His goals were simple.
''I wasn't even thinking about my future,'' he was quoted as saying in Kent State's Burr magazine in 2000. ''I just wanted to graduate because I was used to spending every summer in the hospital.''
He double-majored in Spanish and sociology during an exciting time, he said: ''Students felt as if they had the power to change the world.''
He was in the wrong place at the wrong time when the Ohio National Guard opened fire on the crowd at an anti-war rally at Kent State.
''Instinctively, I turned around and started to run away,'' he told the magazine. ''I took about three or four steps, and that's when it got me in the back.''
Mr. Stamps recalled sitting in the front seat of the ambulance for the ride to Robinson Memorial Hospital in nearby Ravenna. Behind him were Allison Krause and Jeffrey Miller, both of whom died from their wounds.

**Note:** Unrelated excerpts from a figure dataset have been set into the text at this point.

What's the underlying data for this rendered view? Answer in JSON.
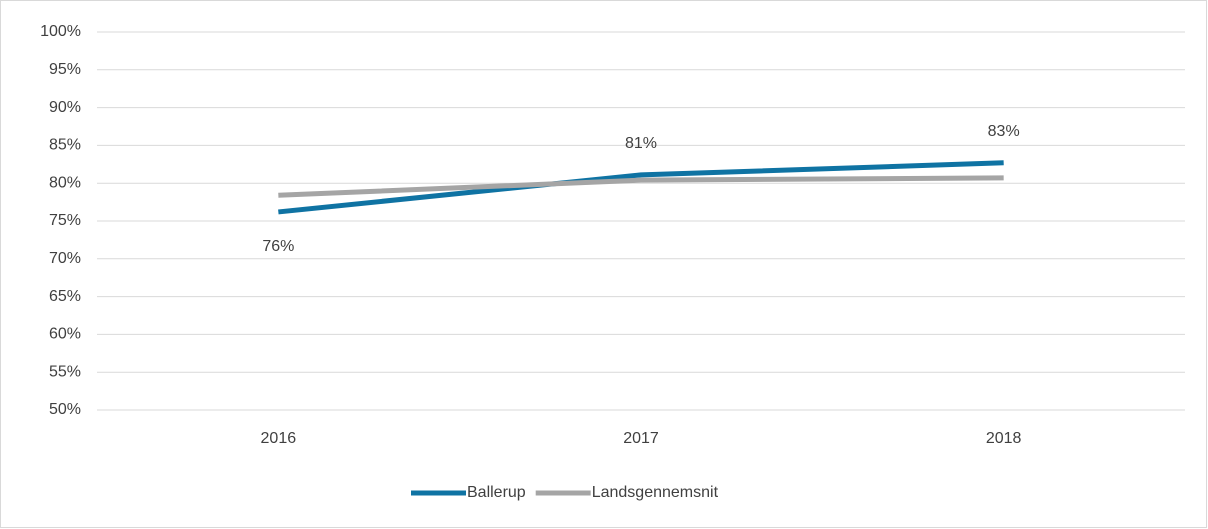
{
  "chart_data": {
    "type": "line",
    "categories": [
      "2016",
      "2017",
      "2018"
    ],
    "series": [
      {
        "name": "Ballerup",
        "color": "#0f73a3",
        "values": [
          76.2,
          81.1,
          82.7
        ],
        "value_labels": [
          "76%",
          "81%",
          "83%"
        ]
      },
      {
        "name": "Landsgennemsnit",
        "color": "#a5a5a5",
        "values": [
          78.4,
          80.4,
          80.7
        ]
      }
    ],
    "ylim": [
      50,
      100
    ],
    "yticks": [
      {
        "value": 50,
        "label": "50%"
      },
      {
        "value": 55,
        "label": "55%"
      },
      {
        "value": 60,
        "label": "60%"
      },
      {
        "value": 65,
        "label": "65%"
      },
      {
        "value": 70,
        "label": "70%"
      },
      {
        "value": 75,
        "label": "75%"
      },
      {
        "value": 80,
        "label": "80%"
      },
      {
        "value": 85,
        "label": "85%"
      },
      {
        "value": 90,
        "label": "90%"
      },
      {
        "value": 95,
        "label": "95%"
      },
      {
        "value": 100,
        "label": "100%"
      }
    ],
    "grid": true,
    "legend": "bottom"
  }
}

The next day, Mr. Stamps' parents took him to University Hospitals in Cleveland for care of the bullet wound that entered through his back, went down into his leg and broke his femur bone.
Eventually, Mr. Stamps returned to Kent State to finish his bachelor's degree, graduating magna cum laude.
Professional life
He continued his studies at KSU, earning a master's degree in sociology in 1975 and a master's degree in journalism and mass communication in 1999.
Mr. Stamps wore many hats in his professional life. He was a teacher and a counselor treating the alcohol and drug-addicted. He wrote three nonfiction books, including No Risk Used Car Buying in 2001. He also was a songwriter.
He ran a business calledauthorswanted.com to help others write manuscripts, find agents and publish their work.
In 2000, Mr. Stamps spoke out against plans to include a taped speech by convicted cop killer Mumia Abu-Jamal in the May 4 commemoration, fearing his comments would shift the focus of the annual event.
Toward the end of his life, Mr. Stamps was beset by Lyme disease. He and his wife, Teresa Sumrall, set up a Web site that asked for donations.
''The medical and associated costs to treat this illness are staggering,'' the Web site read.
Mr. Stamps never forgot about what happened at Kent State.
''What I thought about then is that we had a military industrial complex in charge of things, profiting handsomely from making war. And I think the same thing today,'' he told the Burr.
Mr. Stamps is survived by his wife.
Arrangements were being handled by Beggs Funeral Home in Madison, Fla.